Human milk is without question the best source of nutrition for infants with several immunologic, developmental and practical advantages extending throughout childhood into adulthood. Recognition of the manifold benefits of breast milk (BM) has led to the adoption of breastfeeding policies by numerous health and professional organizations.1, 2, 3 In a recent recommendation, the World Health Organization (WHO) urged its member states to strengthen activities “to protect, promote and support exclusive breastfeeding for 6 months as a global public health recommendation, and to provide safe and appropriate complementary foods, with continued breastfeeding for up to 2 years of age or beyond”.3 This emphasis on breastfeeding is motivated by the fact that BM provides the most complete form of nutrition for infants, imparts increased protection from chronic diseases such as asthma and diabetes and improves maternal health through the physiologic responses associated with lactation.1

Unfortunately, human BM is not pure. Contamination of human milk is widespread and is the consequence of decades of inadequately controlled pollution of the environment by toxic chemicals. Polychlorinated biphenyls (PCBs), dichlorodiphenyltrichloroethane (DDT) and its metabolites, dioxins, polychlorinated dibenzofurans (PCDFs), polybrominated biphenyls (PBBs), polybrominated diphenylethers (PBDEs), and heavy metals are among the toxic chemicals most often found in BM.4 These compounds are encountered to varying extents among women in industrially established as well as in developing nations. Some of the highest levels of contaminants are seen among women in agricultural areas of the developing world that are extensively treated with pesticides.4 Interestingly, women in remote areas, such as the Canadian Inuit, who eat a diet rich in seal, whale and other species high on the marine food chain also accumulate heavy burdens of persistent organic pollutants.5 For example, methlymercury and PCBs are environmental contaminants that are concentrated in fish and potentially in human BM. In populations where fish is a large part of the diet, maternal consumption can determine the infant's exposure level to these toxins. However, BM pollution and its health effects on further generations are a worldwide focus.6

Potential risks associated with breastfeeding also need to be factored into the overall public health assessment when women are encouraged to breast-feed their infants. Breastfeeding for nursing infants, can be a potential source of exposure to toxic chemicals to which the mother has previously been exposed. This may be true for two major reasons. First, BM serves as a food source for this segment of the human population: the diets of many newborns are limited to BM or mother's milk is at least an major nutrient source for suckling infants. Second, breast-fed infants are at the top of the food chain. Therefore, certain chemicals accumulated in the mother's tissues may be transferred to an infant during breastfeeding. This is especially true for environmental lipid-soluble pollutants such as polyhalogenated chemicals, because these chemicals tend to degrade slowly in the environment, to bioaccumulate and bioconcentrate in the food chain and to have long half-lives in humans. As the milk fat content is relatively high, breastfeeding potentially causes high-dose exposure of lipid-soluble pollutants. Furthermore, chemicals found in the environment have several mechanisms through which they may disrupt the nervous, endocrine and reproductive systems of humans.7 Owing to the rapid mental and physical changes that are taking place, neonates can be more susceptible to adverse effects resulting from chemical exposures. For example, antianxiety drugs, antidepressants, neuroleptics, nicotine and silicones have been studied recently by the American Academy of Pediatrics.8 However, a number of drugs, industrial chemicals, and environmental pollutants are known to be present in human BM.

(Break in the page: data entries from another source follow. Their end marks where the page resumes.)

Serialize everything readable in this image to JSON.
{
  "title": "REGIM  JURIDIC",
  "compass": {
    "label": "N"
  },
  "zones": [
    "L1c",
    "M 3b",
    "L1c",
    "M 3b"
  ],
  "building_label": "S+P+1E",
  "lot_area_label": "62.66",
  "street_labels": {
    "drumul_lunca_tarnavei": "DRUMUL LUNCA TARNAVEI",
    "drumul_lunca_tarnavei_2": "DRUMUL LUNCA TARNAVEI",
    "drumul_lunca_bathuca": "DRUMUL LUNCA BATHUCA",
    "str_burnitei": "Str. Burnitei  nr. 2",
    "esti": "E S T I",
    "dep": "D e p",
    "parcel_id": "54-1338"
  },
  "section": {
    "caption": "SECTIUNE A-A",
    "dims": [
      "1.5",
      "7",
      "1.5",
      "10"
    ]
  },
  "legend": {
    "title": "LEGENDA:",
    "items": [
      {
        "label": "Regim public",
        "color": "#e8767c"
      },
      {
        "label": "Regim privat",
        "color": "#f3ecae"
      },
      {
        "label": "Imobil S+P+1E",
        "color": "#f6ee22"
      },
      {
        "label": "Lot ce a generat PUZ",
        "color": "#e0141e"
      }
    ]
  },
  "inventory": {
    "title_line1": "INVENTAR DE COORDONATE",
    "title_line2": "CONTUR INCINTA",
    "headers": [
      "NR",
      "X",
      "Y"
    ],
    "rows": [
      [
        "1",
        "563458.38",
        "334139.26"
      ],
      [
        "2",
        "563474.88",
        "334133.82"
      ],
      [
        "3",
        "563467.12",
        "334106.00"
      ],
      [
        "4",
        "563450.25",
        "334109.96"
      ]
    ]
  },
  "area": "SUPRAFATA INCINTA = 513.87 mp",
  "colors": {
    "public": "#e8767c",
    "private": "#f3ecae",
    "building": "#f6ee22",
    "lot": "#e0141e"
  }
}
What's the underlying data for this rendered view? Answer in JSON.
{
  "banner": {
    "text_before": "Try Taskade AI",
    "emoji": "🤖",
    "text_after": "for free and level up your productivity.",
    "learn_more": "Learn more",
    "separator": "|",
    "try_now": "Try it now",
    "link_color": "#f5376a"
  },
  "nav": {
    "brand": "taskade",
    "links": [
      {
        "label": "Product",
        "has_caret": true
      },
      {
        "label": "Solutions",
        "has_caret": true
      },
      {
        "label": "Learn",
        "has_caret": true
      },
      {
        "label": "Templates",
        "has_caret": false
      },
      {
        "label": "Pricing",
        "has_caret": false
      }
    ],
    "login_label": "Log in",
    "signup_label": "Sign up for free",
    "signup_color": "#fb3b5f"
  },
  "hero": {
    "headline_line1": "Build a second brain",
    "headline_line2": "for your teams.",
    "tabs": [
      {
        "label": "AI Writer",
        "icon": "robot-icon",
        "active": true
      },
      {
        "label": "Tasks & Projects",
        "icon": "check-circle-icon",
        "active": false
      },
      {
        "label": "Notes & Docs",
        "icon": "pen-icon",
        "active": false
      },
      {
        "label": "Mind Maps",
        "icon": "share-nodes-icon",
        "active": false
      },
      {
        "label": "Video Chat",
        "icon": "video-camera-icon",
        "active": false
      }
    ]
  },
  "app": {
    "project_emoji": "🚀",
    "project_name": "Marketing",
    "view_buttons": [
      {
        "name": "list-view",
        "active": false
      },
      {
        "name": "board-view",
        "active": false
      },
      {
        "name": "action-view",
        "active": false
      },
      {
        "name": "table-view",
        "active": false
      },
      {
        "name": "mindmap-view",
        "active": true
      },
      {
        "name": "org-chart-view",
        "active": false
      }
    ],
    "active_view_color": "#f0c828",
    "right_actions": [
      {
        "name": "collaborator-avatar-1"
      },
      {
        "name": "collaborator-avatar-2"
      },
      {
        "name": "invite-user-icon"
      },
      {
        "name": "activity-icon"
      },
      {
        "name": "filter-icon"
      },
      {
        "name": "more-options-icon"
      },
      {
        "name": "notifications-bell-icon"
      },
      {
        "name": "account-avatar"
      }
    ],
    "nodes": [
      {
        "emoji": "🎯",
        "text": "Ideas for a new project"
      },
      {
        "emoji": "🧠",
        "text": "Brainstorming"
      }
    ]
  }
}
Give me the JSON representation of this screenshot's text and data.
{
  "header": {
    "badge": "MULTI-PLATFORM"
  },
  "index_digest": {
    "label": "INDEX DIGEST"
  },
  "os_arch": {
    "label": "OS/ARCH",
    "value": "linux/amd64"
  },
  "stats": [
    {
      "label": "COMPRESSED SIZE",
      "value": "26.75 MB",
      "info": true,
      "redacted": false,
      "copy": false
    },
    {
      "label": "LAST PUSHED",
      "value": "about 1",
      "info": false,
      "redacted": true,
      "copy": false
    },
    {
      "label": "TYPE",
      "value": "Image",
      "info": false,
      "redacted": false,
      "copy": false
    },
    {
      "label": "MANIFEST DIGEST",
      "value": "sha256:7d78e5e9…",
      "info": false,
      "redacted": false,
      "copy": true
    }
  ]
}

In this paper, we review available data on BM pollution by environmental contaminants. Specifically, we focused on the breast-feeding pharmacokinetic aspects related to infant exposure of chemical pollutants that have estrogen and antiandrogen activities: environmental estrogen disruptors or xenoestrogens. Estrogen disruptor exposure to the next generations is up-to-date health care. Most xenoestrogens have been considered safe because they exhibit very low acute toxicity at environmental concentrations at which they are usually detected. However, the same chemicals can show hormone activity at concentrations many orders of magnitude below the concentration at which toxicity occurs and within the range of current human and wildlife exposure to these chemicals.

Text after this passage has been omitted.